Margriet van Breevoort
Margriet van Bredevoort was born in Amsterdam in the year 1990, she studied at the Hogeschool door de Kunsten in Utrecht and received her diploma with honours in the year 2013. Instagram: @margrietvanbreevoort
Her oeuvre enters a thin line between the exceptional and the impossible and makes the viewer experience an extraordinary world through the use of her hyper-realistic sculpture techniques. In her work Van Breevoort tries to emphasise a network of contradictions which include the dialectic between man and nature, the organic versus the technical, and the guilt and innocence.

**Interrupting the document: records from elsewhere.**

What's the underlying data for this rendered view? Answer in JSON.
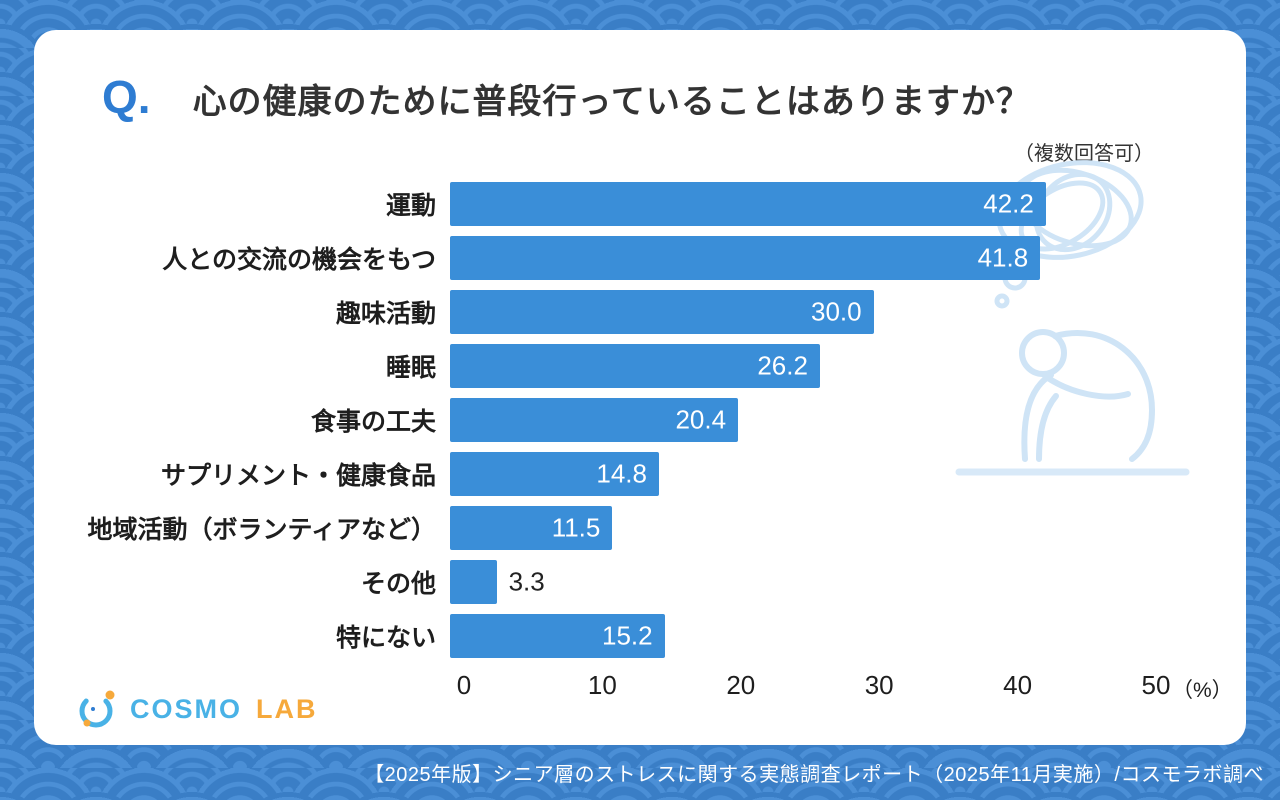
{
  "colors": {
    "background": "#4b8fd6",
    "pattern_line": "#3a7ec6",
    "accent": "#2e7cd2",
    "bar": "#3a8ed8",
    "logo_blue": "#49b2e6",
    "logo_orange": "#f6a93b",
    "footer_text": "#ffffff",
    "illustration": "#cfe4f6"
  },
  "header": {
    "q_label": "Q.",
    "title": "心の健康のために普段行っていることはありますか？",
    "note": "（複数回答可）"
  },
  "chart_data": {
    "type": "bar",
    "orientation": "horizontal",
    "title": "心の健康のために普段行っていることはありますか？",
    "categories": [
      "運動",
      "人との交流の機会をもつ",
      "趣味活動",
      "睡眠",
      "食事の工夫",
      "サプリメント・健康食品",
      "地域活動（ボランティアなど）",
      "その他",
      "特にない"
    ],
    "values": [
      42.2,
      41.8,
      30.0,
      26.2,
      20.4,
      14.8,
      11.5,
      3.3,
      15.2
    ],
    "value_labels": [
      "42.2",
      "41.8",
      "30.0",
      "26.2",
      "20.4",
      "14.8",
      "11.5",
      "3.3",
      "15.2"
    ],
    "x_ticks": [
      0,
      10,
      20,
      30,
      40,
      50
    ],
    "x_unit": "（%）",
    "xlim": [
      0,
      50
    ],
    "bar_color": "#3a8ed8",
    "inside_label_min": 6,
    "grid": false,
    "legend": "none"
  },
  "logo": {
    "brand": "COSMO",
    "suffix": "LAB"
  },
  "footer": {
    "text": "【2025年版】シニア層のストレスに関する実態調査レポート（2025年11月実施）/コスモラボ調べ"
  }
}
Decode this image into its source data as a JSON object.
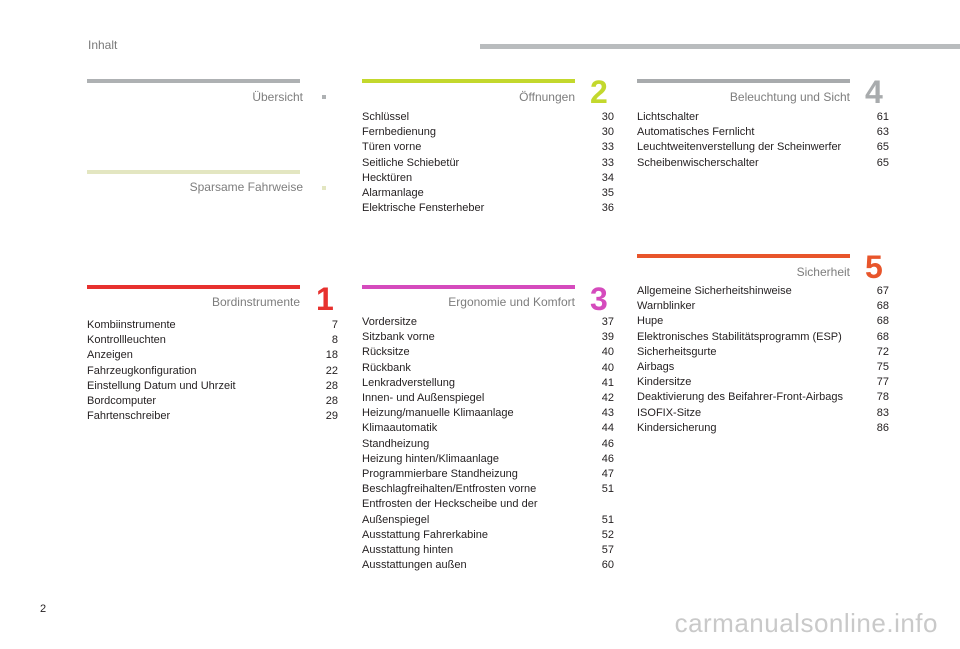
{
  "header": {
    "title": "Inhalt"
  },
  "page_number": "2",
  "watermark": "carmanualsonline.info",
  "colors": {
    "gray": "#aeb1b3",
    "sparsam": "#e3e6c1",
    "oeffnungen": "#c3d82d",
    "bordinstrumente": "#e7312e",
    "ergonomie": "#d54bbd",
    "sicherheit": "#e8552b",
    "beleuchtung": "#a8abad"
  },
  "sections": {
    "uebersicht": {
      "title": "Übersicht",
      "number": "",
      "entries": []
    },
    "sparsam": {
      "title": "Sparsame Fahrweise",
      "number": "",
      "entries": []
    },
    "oeffnungen": {
      "title": "Öffnungen",
      "number": "2",
      "entries": [
        {
          "label": "Schlüssel",
          "page": "30"
        },
        {
          "label": "Fernbedienung",
          "page": "30"
        },
        {
          "label": "Türen vorne",
          "page": "33"
        },
        {
          "label": "Seitliche Schiebetür",
          "page": "33"
        },
        {
          "label": "Hecktüren",
          "page": "34"
        },
        {
          "label": "Alarmanlage",
          "page": "35"
        },
        {
          "label": "Elektrische Fensterheber",
          "page": "36"
        }
      ]
    },
    "beleuchtung": {
      "title": "Beleuchtung und Sicht",
      "number": "4",
      "entries": [
        {
          "label": "Lichtschalter",
          "page": "61"
        },
        {
          "label": "Automatisches Fernlicht",
          "page": "63"
        },
        {
          "label": "Leuchtweitenverstellung der Scheinwerfer",
          "page": "65"
        },
        {
          "label": "Scheibenwischerschalter",
          "page": "65"
        }
      ]
    },
    "bordinstrumente": {
      "title": "Bordinstrumente",
      "number": "1",
      "entries": [
        {
          "label": "Kombiinstrumente",
          "page": "7"
        },
        {
          "label": "Kontrollleuchten",
          "page": "8"
        },
        {
          "label": "Anzeigen",
          "page": "18"
        },
        {
          "label": "Fahrzeugkonfiguration",
          "page": "22"
        },
        {
          "label": "Einstellung Datum und Uhrzeit",
          "page": "28"
        },
        {
          "label": "Bordcomputer",
          "page": "28"
        },
        {
          "label": "Fahrtenschreiber",
          "page": "29"
        }
      ]
    },
    "ergonomie": {
      "title": "Ergonomie und Komfort",
      "number": "3",
      "entries": [
        {
          "label": "Vordersitze",
          "page": "37"
        },
        {
          "label": "Sitzbank vorne",
          "page": "39"
        },
        {
          "label": "Rücksitze",
          "page": "40"
        },
        {
          "label": "Rückbank",
          "page": "40"
        },
        {
          "label": "Lenkradverstellung",
          "page": "41"
        },
        {
          "label": "Innen- und Außenspiegel",
          "page": "42"
        },
        {
          "label": "Heizung/manuelle Klimaanlage",
          "page": "43"
        },
        {
          "label": "Klimaautomatik",
          "page": "44"
        },
        {
          "label": "Standheizung",
          "page": "46"
        },
        {
          "label": "Heizung hinten/Klimaanlage",
          "page": "46"
        },
        {
          "label": "Programmierbare Standheizung",
          "page": "47"
        },
        {
          "label": "Beschlagfreihalten/Entfrosten vorne",
          "page": "51"
        },
        {
          "label": "Entfrosten der Heckscheibe und der Außenspiegel",
          "page": "51"
        },
        {
          "label": "Ausstattung Fahrerkabine",
          "page": "52"
        },
        {
          "label": "Ausstattung hinten",
          "page": "57"
        },
        {
          "label": "Ausstattungen außen",
          "page": "60"
        }
      ]
    },
    "sicherheit": {
      "title": "Sicherheit",
      "number": "5",
      "entries": [
        {
          "label": "Allgemeine Sicherheitshinweise",
          "page": "67"
        },
        {
          "label": "Warnblinker",
          "page": "68"
        },
        {
          "label": "Hupe",
          "page": "68"
        },
        {
          "label": "Elektronisches Stabilitätsprogramm (ESP)",
          "page": "68"
        },
        {
          "label": "Sicherheitsgurte",
          "page": "72"
        },
        {
          "label": "Airbags",
          "page": "75"
        },
        {
          "label": "Kindersitze",
          "page": "77"
        },
        {
          "label": "Deaktivierung des Beifahrer-Front-Airbags",
          "page": "78"
        },
        {
          "label": "ISOFIX-Sitze",
          "page": "83"
        },
        {
          "label": "Kindersicherung",
          "page": "86"
        }
      ]
    }
  }
}
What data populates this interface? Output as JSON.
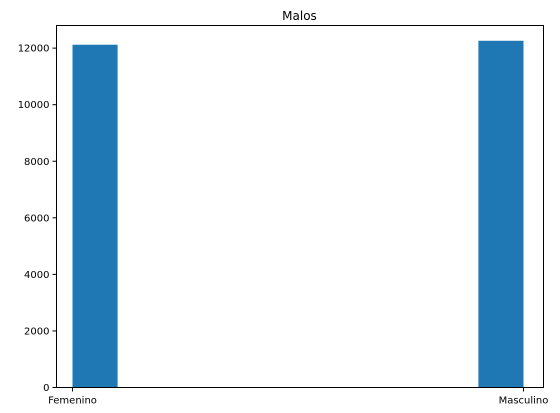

She puzzles about a nature that can only exist under the condition of man and tries to reflect this doubt about what people call nature in the Anthropocene, in her work. Questions about authenticity therefore drive the creation of many of the works she makes. Can we still speak of the “natural” when everything that man considers to be nature has been influenced by and exists by the grace of man himself?
Man and nature, how do they relate to each other? What remains of our animalistic origin? And what influence does our presence have on nature?
In my body of work, these questions manifest themselves as a synthesis of animal, nature, human and technology. These hybrid creatures and landscapes form a hybrid world, where man and nature enter into unconventional science-fiction-like relationships with one another.
With my work I portray those worlds in order to emphasize a network of opposites: the organic versus the technical and the duality of culture and nature.
I marvel at aspects of our everyday life that are labeled "normal", but would feel at home in sci / fi novels. This amazement is expressed in my work as an enlargement: a caricature of reality. Surrealism serves as the medium that gives me the creative freedom I need. In this way I confront the viewer with the possibility of another world, which might, all in all, not even be that imaginary.
The questions that correspond with my work always touch on the relationship between people and their environment; the natural versus the artificial; and the notion of nature within a human-distorted world.The results of these questions are beings with anthropomorphic features, I confront the viewer with a boundary: the dividing line between the exceptional and the impossible; the desirable and the repellent; and the vulnerable and the dominant.
These beings do not exist in the world as we know it. But through special-effect sculpting techniques, I try to create believable, lifelike figures with human characteristics. In this way I try to make the viewer believe for a moment in this world that I create. The creatures interact with their immediate environment and sometimes seem to reflect a sense of unease and vulnerability. The question remains: do we sympathize with the being that does not feel at home here, or does this being sympathize with us because this is our home ...? They suggest a world in which different rules apply and represent a freedom that the viewer does not know, but may or may not long for.
Ever since mankind started to think and has put itself at the top of the food chain, there has been a certain anthropocentrism - the concept of man being the center of existence.
We seem to have forgotten that we are only a very small part of a gigantic ecosystem. Nature represents "the other", nature has no soul or voice, cannot stand up for itself and is subordinate. Unconsciously (and consciously) man maintains this way of thinking in order to be able to continue the use and manipulation of nature. At the same time, we see nature as something untouched and sublime. How should these contradictions be resolved? By us? Will evolution find a solution by itself? Should we stop thinking in contradictions?
Culture is an extension of man which is ultimately an extension of nature, but nature is gradually becoming more and more culture (I always find the over-cultivated, blocky Dutch landscape seen from a plane window a nice reminder of this).
The dichotomy in terms that man himself has fabricated makes it difficult to return to a pure and natural world. The solution is of course to move fórward to a sustainable hybrid world where nature and culture work together; where man once more becomes part of the ecosystem "earth".
Mankind has torn itself away from its evolutionary origins through the learning of advanced skills and seems to have come to a point where it can fully dictate its environment and future. This can provide opportunities that I, and perhaps no one, can judge.
I am inspired by these "possibilities" and this "nature" that can only exist under the condition of man and try to reflect in my work the doubts about what is called "nature" in the Anthropocene. Questions about authenticity therefore drive the creation of many of the works I make. Can we still speak of the 'natural' if everything that man considers to be nature is influenced by and exists by the grace of man himself?